Der latente Konflikt zwischen Kirchner und Duhalde entlud sich auf dem Parteikongress Ende März in einem vor Fernsehkameras ausgetragenen Streit zwischen ihren Ehefrauen. Die First Lady bezichtigte Señora Duhalde, nur wegen ihres Ehemannes in die Parteiführung gewählt worden zu sein. Aus Protest gegen diesen Vorwurf legten innerhalb von drei Tagen vier Fünftel der neu gewählten Mitglieder des Parteivorstandes ihr Amt nieder. Böse Zungen behaupten, Kirchner habe den Zwist arrangiert, weil ihm eine geschwächte, führungslose Partei lieber sei als eine starke.
Bislang hat Kirchner die Partei und ihre Barone weitgehend ignoriert. Stattdessen setzte er auf seine Popularität beim Volk.
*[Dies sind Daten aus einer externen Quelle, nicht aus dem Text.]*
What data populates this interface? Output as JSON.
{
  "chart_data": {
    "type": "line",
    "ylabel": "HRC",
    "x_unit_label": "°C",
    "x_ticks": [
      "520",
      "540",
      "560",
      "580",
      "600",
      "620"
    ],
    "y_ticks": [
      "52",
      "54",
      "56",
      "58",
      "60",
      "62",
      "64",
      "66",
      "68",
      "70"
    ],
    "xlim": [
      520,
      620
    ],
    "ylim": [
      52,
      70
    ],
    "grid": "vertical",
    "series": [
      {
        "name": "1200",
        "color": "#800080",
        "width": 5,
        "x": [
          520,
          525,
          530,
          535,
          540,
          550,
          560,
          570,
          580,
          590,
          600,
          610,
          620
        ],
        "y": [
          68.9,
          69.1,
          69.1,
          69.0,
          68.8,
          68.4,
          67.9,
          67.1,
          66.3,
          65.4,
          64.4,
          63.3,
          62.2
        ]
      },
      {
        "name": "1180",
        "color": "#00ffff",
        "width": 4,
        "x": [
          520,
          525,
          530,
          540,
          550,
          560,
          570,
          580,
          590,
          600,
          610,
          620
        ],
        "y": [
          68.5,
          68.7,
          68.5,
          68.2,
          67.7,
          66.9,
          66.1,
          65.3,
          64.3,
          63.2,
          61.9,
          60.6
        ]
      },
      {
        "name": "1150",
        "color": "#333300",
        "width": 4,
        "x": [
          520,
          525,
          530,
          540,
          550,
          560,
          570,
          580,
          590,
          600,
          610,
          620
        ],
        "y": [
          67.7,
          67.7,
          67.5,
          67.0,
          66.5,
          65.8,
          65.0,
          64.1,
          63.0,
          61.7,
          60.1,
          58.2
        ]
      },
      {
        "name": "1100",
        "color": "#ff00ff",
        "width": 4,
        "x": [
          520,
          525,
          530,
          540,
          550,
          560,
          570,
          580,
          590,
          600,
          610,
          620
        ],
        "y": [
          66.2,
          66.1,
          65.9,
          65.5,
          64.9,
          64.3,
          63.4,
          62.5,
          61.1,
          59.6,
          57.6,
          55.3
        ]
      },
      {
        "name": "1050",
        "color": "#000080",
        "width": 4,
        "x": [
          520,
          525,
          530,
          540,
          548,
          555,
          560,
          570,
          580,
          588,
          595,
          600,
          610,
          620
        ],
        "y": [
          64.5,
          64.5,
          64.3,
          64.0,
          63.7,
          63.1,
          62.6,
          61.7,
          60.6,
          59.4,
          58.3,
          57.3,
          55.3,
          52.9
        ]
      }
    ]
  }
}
Doch spätestens wenn im nächsten Monat auf der Südhalbkugel der Winter einkehrt und der Präsident wegen der scharfen Energiekrise unpopuläre Preiserhöhungen dekretieren muss, könnte sich die Arroganz rächen, mit der er seine Partei behandelt. Dann nämlich wird Kirchner auf die Loyalität der Peronisten angewiesen sein. Dass er aber die Partei unter seine Kontrolle bringt und ihre so bitter notwendige Erneuerung durchsetzt, scheint angesichts der tradierten Klientelwirtschaft der Peronisten und der Machtstellung seines innerparteilichen Kontrahenten Duhalde wenig wahrscheinlich.
Als Kirchner Anfang Mai für eine Woche in die USA reiste, traf sich Duhalde mit den einflussreichsten Köpfen der peronistischen Partei – angeblich um über ein Mausoleum für Perón und Evita zu beraten. Für ein Pressefoto standen die Gegner des Präsidenten gemeinsam auf der Aussichtsplattform des historischen Eisenbahnwaggons, mit dem die Peróns vor 50 Jahren durchs Land reisten. Die Botschaft des Bildes war deutlich: Der Zug fährt ohne Kirchner ab. Allerdings könnten seine Gegner genauso gut aufs Abstellgleis rollen.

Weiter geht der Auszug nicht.